The US television star won multiple Emmys in her career and earned an Oscar nod for Ordinary People.
Mary Tyler Moore, the US television star who gained worldwide fame on The Dick Van Dyke Show and her own sitcom, has died. She was 80.
Moore’s long-time publicist Mara Buxbaum issued the following statement on Wednesday:
“Today, beloved icon, Mary Tyler Moore, passed away at the age of 80 in the company of friends and her loving husband of over 33 years, Dr. S Robert Levine.
“A groundbreaking actress, producer, and passionate advocate for the Juvenile Diabetes Research Foundation, Mary will be remembered as a fearless visionary who turned the world on with her smile.”

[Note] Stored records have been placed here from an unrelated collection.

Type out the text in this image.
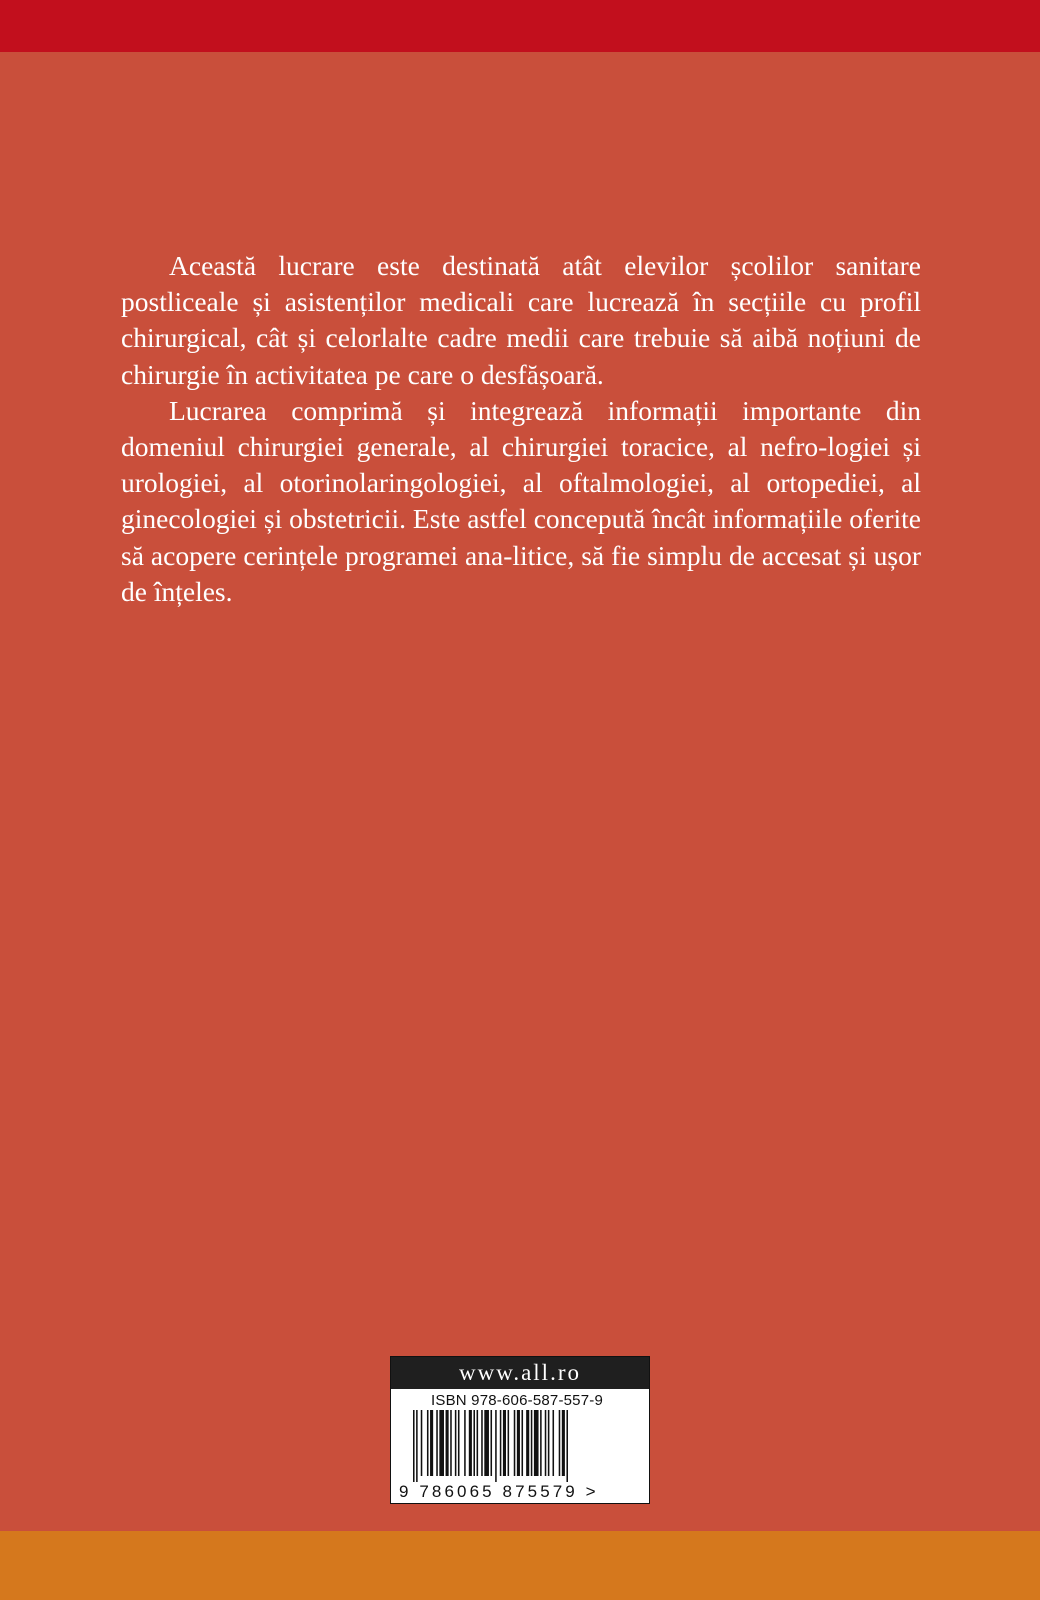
Această lucrare este destinată atât elevilor școlilor sanitare postliceale și asistenților medicali care lucrează în secțiile cu profil chirurgical, cât și celorlalte cadre medii care trebuie să aibă noțiuni de chirurgie în activitatea pe care o desfășoară.

Lucrarea comprimă și integrează informații importante din domeniul chirurgiei generale, al chirurgiei toracice, al nefro-logiei și urologiei, al otorinolaringologiei, al oftalmologiei, al ortopediei, al ginecologiei și obstetricii. Este astfel concepută încât informațiile oferite să acopere cerințele programei ana-litice, să fie simplu de accesat și ușor de înțeles.

www.all.ro
ISBN 978-606-587-557-9
9 786065 875579 >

Van Dyke tweeted: “There are no words. She was THE BEST! We always said that we changed each other’s lives for the better.”
Moore was born on December 29, 1936, in Brooklyn, and moved to California at the age of eight.
She won Golden Globes for The Dick Van Dyke Show in 1965 and Mary Tyler Moore in 1971 as well as multiple Primetime Emmy awards.
Her role as a single working woman in Mary Tyler Moore spawned a recurring part in TV spin-off Rhoda.
While she was best known for her work in television, Moore won a dramatic lead actress Golden Globe and earned an Oscar nomination for Ordinary People in 1981. The following year she garnered a Bafta nod for the role.
Her feature credits include Flirting With Disaster, Thoroughly Modern Millie and Just Between Friends. The last work was the TV series Hot In Cleveland, on which she appeared from 2011-13.
Moore lived a turbulent private life and wrote about alcoholism and diabetes in two autobiographies. She endured tragic deaths in the family: her son Richie died from a self-inflicted gunshot wound; her sister Elizabeth from a drug overdose; and her brother John from liver cancer.
She is survived by her third husband Levine.